I'll be thinking of you on your journey today, ranchwife.
I have found nr's wisdom to be so helpful in these situations. And she is correct in that we have to find acceptance within ourselves for what we do--the choices we have to make are sometimes so hard and how do you know until too late if it was the right one or not? We have to do what we feel is the best at the time with what we know. How great that your father shared some of his innermost feelings with you. He has lived with you for 10 years?
Our situation is not the same, but very similiar. I have to travel to do anything for my father and it gets difficult. I would like to be with him more, but outside of him coming to an Assisted Living place here (and I am working on that) it just isn't going to happen. While I was there, his lady friend informed me that I needed to come THREE times a month to see him. She did that for her parents...etc, etc. Just trying to stir up something. I told them both I could not do that and I was not going to do that. She creates a lot of problems but she is the only one he has there to do anything at all for him, so I just try to get by it. It is getting increasingly difficult. I have to learn how to blow it off better.
My dad was much better on Monday so I left for home Tuesday morning. Got up at 4 in the morning. Had to sleep for an hour at Colstrip but made it home in time to get my stuff done at work. (Two days worth in half a day-so I was exhausted last night.)

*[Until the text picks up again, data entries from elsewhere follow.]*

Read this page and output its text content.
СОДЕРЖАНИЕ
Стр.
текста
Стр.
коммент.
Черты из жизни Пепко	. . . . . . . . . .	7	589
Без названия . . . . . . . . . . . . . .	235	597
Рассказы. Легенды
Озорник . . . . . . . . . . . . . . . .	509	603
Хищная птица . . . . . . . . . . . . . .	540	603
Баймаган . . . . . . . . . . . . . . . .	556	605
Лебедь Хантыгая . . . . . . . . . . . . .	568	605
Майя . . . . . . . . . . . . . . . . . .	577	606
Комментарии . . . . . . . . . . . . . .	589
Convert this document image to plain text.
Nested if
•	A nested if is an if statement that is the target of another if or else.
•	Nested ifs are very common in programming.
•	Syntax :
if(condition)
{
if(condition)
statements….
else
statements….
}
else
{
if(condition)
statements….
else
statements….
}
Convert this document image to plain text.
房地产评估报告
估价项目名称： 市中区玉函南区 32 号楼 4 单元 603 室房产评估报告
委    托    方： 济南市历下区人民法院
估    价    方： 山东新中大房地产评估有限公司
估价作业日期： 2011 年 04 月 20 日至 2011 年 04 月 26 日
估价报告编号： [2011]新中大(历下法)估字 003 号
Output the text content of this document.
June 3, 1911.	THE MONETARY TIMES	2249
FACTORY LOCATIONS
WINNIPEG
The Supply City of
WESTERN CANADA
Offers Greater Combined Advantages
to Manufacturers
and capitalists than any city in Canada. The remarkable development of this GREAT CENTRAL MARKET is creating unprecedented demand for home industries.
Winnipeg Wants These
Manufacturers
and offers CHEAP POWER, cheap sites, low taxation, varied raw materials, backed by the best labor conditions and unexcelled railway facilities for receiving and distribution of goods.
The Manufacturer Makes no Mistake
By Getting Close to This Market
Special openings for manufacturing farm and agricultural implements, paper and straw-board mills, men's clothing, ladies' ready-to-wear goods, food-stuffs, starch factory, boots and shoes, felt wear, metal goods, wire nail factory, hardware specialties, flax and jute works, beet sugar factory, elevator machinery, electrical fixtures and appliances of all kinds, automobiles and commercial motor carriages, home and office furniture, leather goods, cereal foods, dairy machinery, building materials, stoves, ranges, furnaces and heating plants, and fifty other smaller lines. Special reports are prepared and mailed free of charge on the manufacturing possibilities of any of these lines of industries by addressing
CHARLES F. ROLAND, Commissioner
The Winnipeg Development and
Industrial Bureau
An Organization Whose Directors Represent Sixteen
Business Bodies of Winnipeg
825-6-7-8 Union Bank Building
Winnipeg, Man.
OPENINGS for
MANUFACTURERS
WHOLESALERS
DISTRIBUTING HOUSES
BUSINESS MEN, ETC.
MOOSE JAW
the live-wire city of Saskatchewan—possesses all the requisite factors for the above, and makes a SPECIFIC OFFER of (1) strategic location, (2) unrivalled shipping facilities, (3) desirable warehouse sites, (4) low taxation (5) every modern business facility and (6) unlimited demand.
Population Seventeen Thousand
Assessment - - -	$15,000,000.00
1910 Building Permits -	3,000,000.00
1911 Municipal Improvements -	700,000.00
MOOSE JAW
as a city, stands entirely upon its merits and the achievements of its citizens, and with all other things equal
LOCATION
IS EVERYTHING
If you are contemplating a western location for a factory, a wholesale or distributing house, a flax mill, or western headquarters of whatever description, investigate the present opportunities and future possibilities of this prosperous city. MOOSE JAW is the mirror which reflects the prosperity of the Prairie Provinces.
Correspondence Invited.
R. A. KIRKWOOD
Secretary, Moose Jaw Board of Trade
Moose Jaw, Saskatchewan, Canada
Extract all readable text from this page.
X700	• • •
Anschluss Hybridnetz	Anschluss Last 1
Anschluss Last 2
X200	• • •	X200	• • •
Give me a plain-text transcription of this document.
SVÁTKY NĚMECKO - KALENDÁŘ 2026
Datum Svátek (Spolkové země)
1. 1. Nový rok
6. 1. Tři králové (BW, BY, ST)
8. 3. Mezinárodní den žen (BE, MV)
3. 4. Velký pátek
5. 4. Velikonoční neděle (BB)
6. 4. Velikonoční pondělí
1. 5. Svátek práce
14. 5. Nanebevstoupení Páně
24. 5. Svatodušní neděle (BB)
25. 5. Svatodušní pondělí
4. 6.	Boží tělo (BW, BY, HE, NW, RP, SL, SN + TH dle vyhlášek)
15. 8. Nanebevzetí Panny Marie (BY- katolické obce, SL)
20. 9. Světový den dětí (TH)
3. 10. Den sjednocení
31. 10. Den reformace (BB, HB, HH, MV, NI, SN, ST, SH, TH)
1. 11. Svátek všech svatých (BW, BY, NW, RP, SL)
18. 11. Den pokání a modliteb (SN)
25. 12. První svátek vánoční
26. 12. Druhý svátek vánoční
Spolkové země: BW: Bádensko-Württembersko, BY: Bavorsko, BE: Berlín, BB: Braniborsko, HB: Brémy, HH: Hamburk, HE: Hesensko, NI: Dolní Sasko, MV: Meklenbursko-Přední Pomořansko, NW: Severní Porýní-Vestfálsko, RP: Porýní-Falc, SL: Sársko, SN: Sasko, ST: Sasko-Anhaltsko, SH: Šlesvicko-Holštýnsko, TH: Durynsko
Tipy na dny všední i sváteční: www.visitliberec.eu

Thank you all for your concern and kind words. My dad will never be well, but he can be better than he was. He has rallied again and will go to the nursing home for physical therapy and then back to the assisted living place. It seems the time is shorter between hospital visits. He has quite a bit of pain and they had to give him morphine, which HE really doesn't like. He told me on Monday they gave him "too much of the damn stuff and it made him woozy", so he was going to do without it on Tuesday. He has always been so tough, it is hard to see him vulnerable. I'm glad I had the time with him. I wanted and needed to get home sooner, but he needed me worse, so I stayed.
Again, my thoughts are with you, ranchwife. Be glad you had your father for 10 years. Is he going to an place with care--assisted living, etc? My dad has adapted amazingly well. He got the Prince award on Valentines Day. My dad a prince?--Never thought it would happen. A tiger maybe, never a prince!!!!